Хакеры пытаются украсть криптовалюту через вредоносные NFT
Выявлены критические недостатки безопасности в OpenSea — крупнейшей платформе торговли NFT.
Компания Check Point Research (CPR), ведущий поставщик решений кибербезопасности для правительств и корпораций, выявила взлом учетных записей пользователей на платформе OpenSea NFT. Более того, необычные сбои в NFT протокола привели к краже крипто-кошельков всех пользователей и передаче вредоносных NFT. OpenSea известен как крупнейший в мире рынок NFT.
Проведение CPR расследования в OpenSea было вызвано сообщениями об эйрдропах (бесплатных раздачах) NFT, якобы подаренных пользователям. CPR связалась с жертвой украденного криптокошелька, которая подтвердила, что взаимодействовала с NFT, полученному по эйрдропу, до кражи аккаунта.
CPR выявила критические недостатки безопасности в OpenSea, которые могут позволить хакерам захватить учетные записи пользователей и получить доступ к их крипто-кошелькам, создав вредоносные NFT.

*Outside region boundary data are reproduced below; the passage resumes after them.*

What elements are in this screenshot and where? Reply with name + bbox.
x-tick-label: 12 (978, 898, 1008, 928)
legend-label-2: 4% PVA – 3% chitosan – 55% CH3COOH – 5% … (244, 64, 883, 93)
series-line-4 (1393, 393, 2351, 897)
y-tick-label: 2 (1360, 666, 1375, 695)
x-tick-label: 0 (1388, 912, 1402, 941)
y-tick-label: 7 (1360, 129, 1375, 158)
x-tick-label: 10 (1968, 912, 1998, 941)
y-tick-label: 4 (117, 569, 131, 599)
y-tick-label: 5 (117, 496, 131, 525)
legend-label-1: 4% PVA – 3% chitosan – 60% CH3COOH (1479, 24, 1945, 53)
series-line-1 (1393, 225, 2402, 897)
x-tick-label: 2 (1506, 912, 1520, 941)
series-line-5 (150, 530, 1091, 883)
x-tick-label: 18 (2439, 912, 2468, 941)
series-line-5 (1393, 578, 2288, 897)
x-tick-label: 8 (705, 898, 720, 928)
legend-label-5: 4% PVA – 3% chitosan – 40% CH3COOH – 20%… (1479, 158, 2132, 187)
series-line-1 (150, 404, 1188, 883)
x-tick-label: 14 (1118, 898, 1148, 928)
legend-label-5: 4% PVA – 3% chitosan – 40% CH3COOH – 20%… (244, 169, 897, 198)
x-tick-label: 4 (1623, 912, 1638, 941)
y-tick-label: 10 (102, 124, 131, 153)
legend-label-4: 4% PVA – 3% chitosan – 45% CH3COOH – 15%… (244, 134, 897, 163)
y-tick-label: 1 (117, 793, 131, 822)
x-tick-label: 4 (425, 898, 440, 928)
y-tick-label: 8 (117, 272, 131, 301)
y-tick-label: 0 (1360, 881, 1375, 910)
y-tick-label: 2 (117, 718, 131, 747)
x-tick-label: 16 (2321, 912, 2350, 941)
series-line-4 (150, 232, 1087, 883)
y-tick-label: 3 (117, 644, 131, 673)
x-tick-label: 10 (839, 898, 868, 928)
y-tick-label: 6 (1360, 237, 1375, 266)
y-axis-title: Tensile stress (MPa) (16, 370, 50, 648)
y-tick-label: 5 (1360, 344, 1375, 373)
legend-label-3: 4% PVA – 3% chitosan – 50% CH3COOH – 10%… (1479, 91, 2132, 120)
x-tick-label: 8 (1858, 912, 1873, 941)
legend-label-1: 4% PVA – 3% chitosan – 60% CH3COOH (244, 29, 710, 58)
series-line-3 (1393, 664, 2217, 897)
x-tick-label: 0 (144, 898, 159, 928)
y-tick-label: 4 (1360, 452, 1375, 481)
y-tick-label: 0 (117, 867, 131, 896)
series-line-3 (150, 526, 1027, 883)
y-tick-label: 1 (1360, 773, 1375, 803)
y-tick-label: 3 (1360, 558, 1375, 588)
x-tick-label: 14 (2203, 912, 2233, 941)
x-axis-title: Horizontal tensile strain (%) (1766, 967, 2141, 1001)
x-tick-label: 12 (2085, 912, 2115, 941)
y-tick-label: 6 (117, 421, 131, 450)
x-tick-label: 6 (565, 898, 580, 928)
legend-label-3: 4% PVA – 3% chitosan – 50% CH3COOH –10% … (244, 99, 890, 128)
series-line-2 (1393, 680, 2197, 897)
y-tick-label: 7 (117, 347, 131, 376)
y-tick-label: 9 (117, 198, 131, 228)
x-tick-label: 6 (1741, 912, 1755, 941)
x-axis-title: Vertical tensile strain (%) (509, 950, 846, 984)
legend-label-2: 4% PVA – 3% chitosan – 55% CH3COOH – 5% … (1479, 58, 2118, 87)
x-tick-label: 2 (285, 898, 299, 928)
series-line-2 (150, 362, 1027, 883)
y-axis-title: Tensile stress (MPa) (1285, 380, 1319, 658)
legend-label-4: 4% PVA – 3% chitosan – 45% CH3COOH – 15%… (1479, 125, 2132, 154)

Хакерская атака с использованием уязвимостей выглядела так:
- Хакер создает и дарит целевой жертве вредоносный NFT.
- Жертва просматривает вредоносный NFT, вызывая всплывающее окно из домена хранилища OpenSea, запрашивая подключение к кртптовалютному кошельку жертвы (такие всплывающие окна часто встречаются на платформе при различных других действиях).
- Жертва щелкает на окне, чтобы подключить свой кошелек для того, чтобы выполнить действие с подаренным NFT, тем самым обеспечивая доступ к своему кошельку.
- Хакер может получить деньги в кошельке, запустив дополнительное всплывающее окно, которое также отправляется из домена хранилища OpenSea. Пользователь может щелкнуть всплывающее окно, если не заметит во всплывающем окне примечания, описывающего транзакцию.
- Конечным результатом может быть кража всего содержимого криптовалютного кошелька пользователя.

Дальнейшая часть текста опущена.